Kindness Blocker: Negativity Bias

“You need the negative focus to survive, but a positive one to thrive.”

- Dr. Richard Boyatzis, Professor of Organizational Behavior

The experience I shared about being asked to play basketball on a different night is a great example of negativity bias. Negativity Bias is a heavily researched principle that states human disposition is to pay attention to, learn from, and use negative information more than positive information.

This is observable when someone remembers critical feedback better than positive or when someone is irritated by the one mistake they made in an overall successful presentation.

Most of us can also experience this right now if I ask you to write down five things you dislike about your job and then five things you like about your job, you would likely have an easier time with the dislike list and finish quicker.

The tricky thing about work is how fast-paced it is. We rarely have time to pause and think about the positive things going on. Meanwhile, our negativity bias is unconsciously at work.

If we are not proactively trying to notice positive things then our negativity bias might nudge us to contribute negatively to a working environment or team.

Kindness Enabler: Offer Compliments

“I can live for two months on a good compliment”

- Mark Twain

I have a friend and whenever we spend time together I come away feeling more positive. Primarily because he makes a point to notice an interesting idea I shared, the shirt I wore, or how I handled something, and then he gives me specific compliments. He is a force for good in many people’s lives.

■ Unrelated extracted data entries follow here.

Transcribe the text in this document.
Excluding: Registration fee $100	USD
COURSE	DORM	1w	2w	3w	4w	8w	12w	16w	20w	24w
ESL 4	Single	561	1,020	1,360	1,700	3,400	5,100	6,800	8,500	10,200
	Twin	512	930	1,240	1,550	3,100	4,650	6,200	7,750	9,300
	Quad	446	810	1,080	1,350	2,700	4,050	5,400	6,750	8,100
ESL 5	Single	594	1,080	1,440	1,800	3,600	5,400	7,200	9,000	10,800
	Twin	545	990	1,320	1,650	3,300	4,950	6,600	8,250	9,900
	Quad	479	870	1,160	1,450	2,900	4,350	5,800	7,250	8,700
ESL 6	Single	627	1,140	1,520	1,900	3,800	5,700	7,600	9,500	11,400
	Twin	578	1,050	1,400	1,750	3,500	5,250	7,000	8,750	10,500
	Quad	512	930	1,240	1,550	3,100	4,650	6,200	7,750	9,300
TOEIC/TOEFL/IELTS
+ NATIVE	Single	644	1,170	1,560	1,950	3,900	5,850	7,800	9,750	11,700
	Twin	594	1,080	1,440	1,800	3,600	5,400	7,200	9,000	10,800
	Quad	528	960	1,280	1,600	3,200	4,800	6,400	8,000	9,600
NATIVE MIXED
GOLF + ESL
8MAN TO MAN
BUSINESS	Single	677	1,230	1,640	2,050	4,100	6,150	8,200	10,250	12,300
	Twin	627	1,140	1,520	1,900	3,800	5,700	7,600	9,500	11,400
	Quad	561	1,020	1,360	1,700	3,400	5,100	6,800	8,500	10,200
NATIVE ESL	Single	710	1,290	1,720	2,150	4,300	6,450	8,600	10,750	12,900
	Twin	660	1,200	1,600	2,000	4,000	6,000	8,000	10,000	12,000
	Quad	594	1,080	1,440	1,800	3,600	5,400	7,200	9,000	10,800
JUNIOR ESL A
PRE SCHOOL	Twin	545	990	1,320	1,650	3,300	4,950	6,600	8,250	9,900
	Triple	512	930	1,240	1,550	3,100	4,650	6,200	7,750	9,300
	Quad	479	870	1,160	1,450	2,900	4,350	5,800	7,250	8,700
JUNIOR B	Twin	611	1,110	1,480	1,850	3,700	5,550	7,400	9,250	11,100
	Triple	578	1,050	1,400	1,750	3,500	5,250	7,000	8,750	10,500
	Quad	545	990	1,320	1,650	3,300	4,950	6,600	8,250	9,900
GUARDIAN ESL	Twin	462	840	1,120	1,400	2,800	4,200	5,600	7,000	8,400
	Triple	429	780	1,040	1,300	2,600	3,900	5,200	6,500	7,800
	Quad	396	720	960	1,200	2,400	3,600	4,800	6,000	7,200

I don’t know very many people like him who go around easily finding and giving compliments to friends, colleagues, and strangers (yes strangers!).

Why don’t people extend compliments more graciously? Well, research shows one reason could be people underestimate the positive impact of their compliments on receivers. These researchers also found people believed their compliments might make receivers feel uncomfortable when in fact receivers reported feeling better and more comfortable after receiving compliments.

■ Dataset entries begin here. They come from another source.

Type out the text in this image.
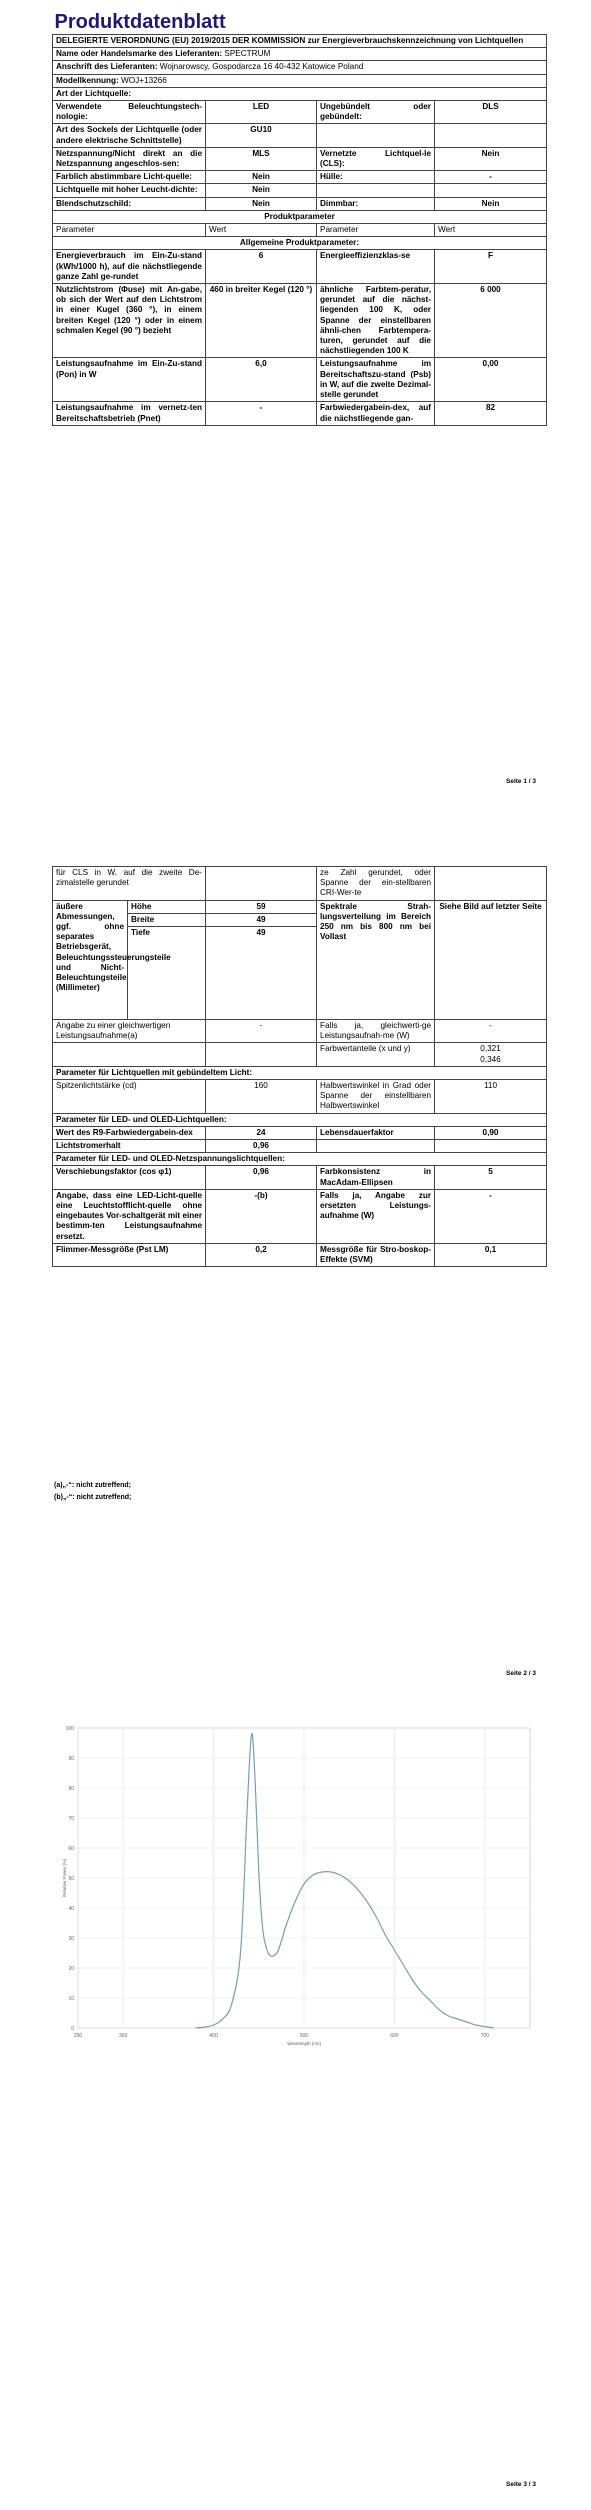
Produktdatenblatt			

DELEGIERTE VERORDNUNG (EU) 2019/2015 DER KOMMISSION zur Energieverbrauchskennzeichnung von Lichtquellen			
Name oder Handelsmarke des Lieferanten: SPECTRUM			
Anschrift des Lieferanten: Wojnarowscy, Gospodarcza 16 40-432 Katowice Poland			
Modellkennung: WOJ+13266			
Art der Lichtquelle:			
Verwendete Beleuchtungstech-nologie:	LED	Ungebündelt oder gebündelt:	DLS
Art des Sockels der Lichtquelle (oder andere elektrische Schnittstelle)	GU10		
Netzspannung/Nicht direkt an die Netzspannung angeschlos-sen:	MLS	Vernetzte Lichtquel-le (CLS):	Nein
Farblich abstimmbare Licht-quelle:	Nein	Hülle:	-
Lichtquelle mit hoher Leucht-dichte:	Nein		
Blendschutzschild:	Nein	Dimmbar:	Nein
Produktparameter			
Parameter	Wert	Parameter	Wert
Allgemeine Produktparameter:			
Energieverbrauch im Ein-Zu-stand (kWh/1000 h), auf die nächstliegende ganze Zahl ge-rundet	6	Energieeffizienzklas-se	F
Nutzlichtstrom (Φuse) mit An-gabe, ob sich der Wert auf den Lichtstrom in einer Kugel (360 °), in einem breiten Kegel (120 °) oder in einem schmalen Kegel (90 °) bezieht	460 in breiter Kegel (120 °)	ähnliche Farbtem-peratur, gerundet auf die nächst-liegenden 100 K, oder Spanne der einstellbaren ähnli-chen Farbtempera-turen, gerundet auf die nächstliegenden 100 K	6 000
Leistungsaufnahme im Ein-Zu-stand (Pon) in W	6,0	Leistungsaufnahme im Bereitschaftszu-stand (Psb) in W, auf die zweite Dezimal-stelle gerundet	0,00
Leistungsaufnahme im vernetz-ten Bereitschaftsbetrieb (Pnet)	-	Farbwiedergabein-dex, auf die nächstliegende gan-	82
Seite 1 / 3
für CLS in W, auf die zweite De-zimalstelle gerundet			ze Zahl gerundet, oder Spanne der ein-stellbaren CRI-Wer-te	
äußere Abmessungen, ggf. ohne separates Betriebsgerät, Beleuchtungssteuerungsteile und Nicht-Beleuchtungsteile (Millimeter)	Höhe	59	Spektrale Strah-lungsverteilung im Bereich 250 nm bis 800 nm bei Vollast	Siehe Bild auf letzter Seite
	Breite	49		
	Tiefe	49		
Angabe zu einer gleichwertigen Leistungsaufnahme(a)		-	Falls ja, gleichwerti-ge Leistungsaufnah-me (W)	-
			Farbwertanteile (x und y)	0,321
0,346

Parameter für Lichtquellen mit gebündeltem Licht:				
Spitzenlichtstärke (cd)		160	Halbwertswinkel in Grad oder Spanne der einstellbaren Halbwertswinkel	110
Parameter für LED- und OLED-Lichtquellen:				
Wert des R9-Farbwiedergabein-dex		24	Lebensdauerfaktor	0,90
Lichtstromerhalt		0,96		
Parameter für LED- und OLED-Netzspannungslichtquellen:				
Verschiebungsfaktor (cos φ1)		0,96	Farbkonsistenz in MacAdam-Ellipsen	5
Angabe, dass eine LED-Licht-quelle eine Leuchtstofflicht-quelle ohne eingebautes Vor-schaltgerät mit einer bestimm-ten Leistungsaufnahme ersetzt.		-(b)	Falls ja, Angabe zur ersetzten Leistungs-aufnahme (W)	-
Flimmer-Messgröße (Pst LM)		0,2	Messgröße für Stro-boskop-Effekte (SVM)	0,1
(a)„-“: nicht zutreffend;
(b)„-“: nicht zutreffend;
Seite 2 / 3
Seite 3 / 3
0
10
20
30
40
50
60
70
80
90
100
250	300	400	500	600	700
Wavelength [nm]
Relative Power [%]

Everyone is walking around paying greater attention to the negative things than the positive; we all could be a force for good, bringing more positive things to the surface by extending genuine compliments. Here are five tips on how to get started -

  1. Start with someone you feel comfortable with — practice delivering compliments to people you know to build some compliment-giving confidence
  2. Be grateful — Gratitude is more organic an expression than compliment giving and is a good step in the right direction. Tell someone “thank you” for anything that helped save you time or energy.
  3. Be specific — telling someone they did a good job is a step in the right direction; however, if you can tell them what exactly they did then the quality of your compliment goes up.
  4. Share the “small” compliments — keep it simple and give compliments no matter how small.
  5. Decide on a number — decide how many compliments you feel comfortable giving in a day and hit it.

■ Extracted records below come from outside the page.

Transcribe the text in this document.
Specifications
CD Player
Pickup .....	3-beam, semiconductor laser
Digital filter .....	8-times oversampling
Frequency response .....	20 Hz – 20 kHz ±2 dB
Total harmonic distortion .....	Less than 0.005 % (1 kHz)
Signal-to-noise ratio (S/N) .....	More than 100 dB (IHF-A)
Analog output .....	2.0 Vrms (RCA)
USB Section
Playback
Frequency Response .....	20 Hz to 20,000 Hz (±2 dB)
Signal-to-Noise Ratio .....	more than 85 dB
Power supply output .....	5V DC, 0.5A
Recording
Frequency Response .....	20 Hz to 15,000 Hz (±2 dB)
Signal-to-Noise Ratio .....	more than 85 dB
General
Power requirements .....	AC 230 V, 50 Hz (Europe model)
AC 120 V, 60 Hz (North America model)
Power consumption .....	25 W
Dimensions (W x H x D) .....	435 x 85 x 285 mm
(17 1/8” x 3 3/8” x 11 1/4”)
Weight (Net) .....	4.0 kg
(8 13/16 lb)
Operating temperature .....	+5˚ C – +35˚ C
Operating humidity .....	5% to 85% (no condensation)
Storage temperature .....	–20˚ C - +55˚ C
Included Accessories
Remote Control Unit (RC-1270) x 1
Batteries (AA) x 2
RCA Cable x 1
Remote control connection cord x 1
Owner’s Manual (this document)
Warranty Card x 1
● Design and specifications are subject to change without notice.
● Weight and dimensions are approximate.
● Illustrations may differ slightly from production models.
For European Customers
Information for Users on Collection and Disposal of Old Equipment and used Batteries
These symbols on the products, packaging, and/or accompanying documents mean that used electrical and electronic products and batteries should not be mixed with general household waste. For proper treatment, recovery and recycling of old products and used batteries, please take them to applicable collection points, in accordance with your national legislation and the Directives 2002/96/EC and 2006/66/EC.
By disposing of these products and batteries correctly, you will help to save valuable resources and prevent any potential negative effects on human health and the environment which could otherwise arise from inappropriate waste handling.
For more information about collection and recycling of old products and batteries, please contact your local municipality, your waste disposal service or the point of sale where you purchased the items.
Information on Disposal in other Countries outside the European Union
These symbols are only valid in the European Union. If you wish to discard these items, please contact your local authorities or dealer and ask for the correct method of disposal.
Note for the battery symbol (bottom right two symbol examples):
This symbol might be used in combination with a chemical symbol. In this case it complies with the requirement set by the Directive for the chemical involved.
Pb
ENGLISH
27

Something I love about kindness is how supernatural it can seem. When we are kind we are literally making something out of nothing. We are simply using our words to positively influence people, teams, and organizations to contribute to a healthier working environment and culture. The results are clear — a kind work environment leads to healthier people and increased organizational output.

\So — be kind. Apologize. Satisfy curiosities. Give compliments. Repeat.